Nutrient sensing in response to starvation in obese and lean individuals

Supply of fuel is of critical importance for survival. Evolution therefore
provided highly conserved, sensitive cell autonomous and systemic *energy
gauges* to guard adequate availability of fuel. AMP activated protein kinase
(AMPK) plays a pivotal role at the cellular level. It is activated by nutrient
deprivation via a reduced intracellular ADP/AMP ratio and a variety of
endocrine cues (including insulin and leptin) and controls energy balance by
shutting off energy consuming processes while activating the machinery to
produce ATP (1). The sirtuins are a family of highly conserved nicotinamide
adenosine dinucleotide (NAD)+ dependent deacetylases that play similar roles by
histone modification of genes encoding proteins involved in energy metabolism
(2). Energy sensing neurons in the brain employ the same molecular machinery
(AMPK in particular) to sense the body*s energy status and coordinate a
multifaceted systemic neuroendocrine and behavioural response to nutrient
deprivation. Most of these neurons are located in the hypothalamus and the
nucleus of the solitary tract in the brain stem. They (in)directly control
autonomic nervous system activity and pituitary hormone release to adapt
metabolism, and higher cortical neural circuits to regulate appetite (3).
Within this framework, the hypothalamus-pituitary-adrenal (HPA) and -thyroid
(HPT) axes are particularly important for the control of energy balance and
metabolism.
Obesity is marked by an altered setting of energy balance. It is extremely
difficult to lose weight on a long term basis, as evidenced by the very
disappointing results of virtually every weight loss strategy that has been
developed in the last 50 years or so. Indeed, even after bariatric surgery
almost no obese patient ends up with a normal bodyweight (although considerable
amounts of weight are lost after these procedures). The above-mentioned energy
sensing system probably underlies this difficulty. We propose that the setting
of this system is different in obese humans. We specifically hypothesize that
the molecular and systemic response to calorie restriction is more explicit in
obese compared to normal weight individuals to explain there propensity to grow
obese. To test this hypothesis we will map the integrated molecular and
neuroendocrine response to fasting in obese vs normal weight humans. Muscle and
brain are exquisitely sensitive to fuel deprivation. Therefore, we will study
the (molecular) physiology of calorie restriction in these tissues. As
endocrine systems are dynamic by nature, multiple sequential blood samples will
be drawn to evaluate the status of the pituitary adrenal- and thyroid axes as
pivotal components of the systemic neuroendocrine response.

1. To compare the effects of fasting on energy sensing machinery in muscle of
obese vs normal weight subjects
2. To compare neuronal activity in the brain in response to fasting in obese vs
normal weight humans
3. To compare the activity of the HPA and HPT axes in response to fasting in
obese vs normal weight humans
4. To determine the effects of weight loss on energy sensing in obese humans

All participants will be screened prior to this intervention study. There will
be two groups in this study; lean and obese individuals.

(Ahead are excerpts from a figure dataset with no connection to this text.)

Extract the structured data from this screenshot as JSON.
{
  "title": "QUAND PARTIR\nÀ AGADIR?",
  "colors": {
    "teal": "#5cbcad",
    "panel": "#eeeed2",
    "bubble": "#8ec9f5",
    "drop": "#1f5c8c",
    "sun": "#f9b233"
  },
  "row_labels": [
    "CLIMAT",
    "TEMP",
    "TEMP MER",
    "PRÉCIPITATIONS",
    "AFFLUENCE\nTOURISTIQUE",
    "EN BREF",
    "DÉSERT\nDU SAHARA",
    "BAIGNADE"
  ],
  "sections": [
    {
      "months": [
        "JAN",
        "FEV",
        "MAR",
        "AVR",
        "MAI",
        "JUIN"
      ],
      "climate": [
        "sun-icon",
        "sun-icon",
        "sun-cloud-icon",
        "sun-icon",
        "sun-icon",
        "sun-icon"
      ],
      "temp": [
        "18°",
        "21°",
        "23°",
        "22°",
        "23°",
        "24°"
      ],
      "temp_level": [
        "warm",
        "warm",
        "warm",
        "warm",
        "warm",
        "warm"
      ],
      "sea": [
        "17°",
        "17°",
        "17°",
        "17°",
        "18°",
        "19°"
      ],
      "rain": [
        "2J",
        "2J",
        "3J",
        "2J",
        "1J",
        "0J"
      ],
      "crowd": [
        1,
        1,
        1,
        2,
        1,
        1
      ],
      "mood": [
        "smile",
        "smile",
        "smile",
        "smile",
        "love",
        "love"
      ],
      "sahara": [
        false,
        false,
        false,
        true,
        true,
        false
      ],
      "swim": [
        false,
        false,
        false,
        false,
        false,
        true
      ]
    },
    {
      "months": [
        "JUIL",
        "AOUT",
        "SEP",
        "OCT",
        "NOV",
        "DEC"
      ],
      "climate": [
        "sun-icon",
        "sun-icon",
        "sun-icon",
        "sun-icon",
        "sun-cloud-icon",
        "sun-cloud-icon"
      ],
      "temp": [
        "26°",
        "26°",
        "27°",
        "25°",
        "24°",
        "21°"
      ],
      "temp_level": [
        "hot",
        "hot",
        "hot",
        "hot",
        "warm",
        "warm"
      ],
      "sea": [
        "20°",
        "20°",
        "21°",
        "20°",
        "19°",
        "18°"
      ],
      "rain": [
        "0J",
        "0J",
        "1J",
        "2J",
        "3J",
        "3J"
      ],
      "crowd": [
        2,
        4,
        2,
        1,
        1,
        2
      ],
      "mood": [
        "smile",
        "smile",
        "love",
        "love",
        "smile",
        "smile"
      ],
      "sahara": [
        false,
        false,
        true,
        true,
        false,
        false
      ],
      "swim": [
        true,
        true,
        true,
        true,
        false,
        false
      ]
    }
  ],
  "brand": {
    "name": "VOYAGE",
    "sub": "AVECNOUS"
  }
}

All participants will be admitted to the clinical research unit of the
department of internal medicine for a 60 hour fast. The lean individuals serve
as a control group. Anthropometric measurements, a bioelectrical impedance
analysis (BIA) and indirect calorimetry will be performed. A basal blood sample
will be taken and a heart rate variability measurement will take place. Then a
structural MRI and resting-state FMRI will be performed on a 3T MRI scanner.
MRI scanning will take approximately 40 minutes. After MRI scanning a muscle
biopsy will be taken from the musculus vastus lateralis.
Subsequently subjects will be fasted for a total of 60 hours after which the
anthropometric measurements, the BIA, the indirect calorimetry, the blood
sampling, the heart rate variability, the MRI scan and the muscle biopsy will
be repeated.
Thereafter the obese participants will use a very low calorie diet (VLCD,
Prodimed) for 8 weeks to lose a substantial amount of weight. To monitor side
effects, participants will be seen and/or phoned on a regular basis. We will
see them after weeks 1, 2, 4 and 6 and phone them after weeks 3, 5 and 7. After
the very low calorie diet, all procedures described above will be repeated, but
the subjects will not fast.

The muscle biopsy regularly results in a hematoma and/or muscle ache at the
place of the biopsy. The first 2 days after the biopsy, patients can experience
a heavy feeling in the muscle.

From the use of Prodimed little side effects are expected. The most frequent
occuring side effect during the use of Prodimed is obstipation, which can be
released by increasing water intake. If this does not help, lactulose can be
used.

There is a risk that unexpected findings will occur on the MRI scans. These
will always be communicated to the patient and his/her general practioner. If a
patient does not want to be informed about eventual unexpected findings, he or
she will be excluded from participation in this study.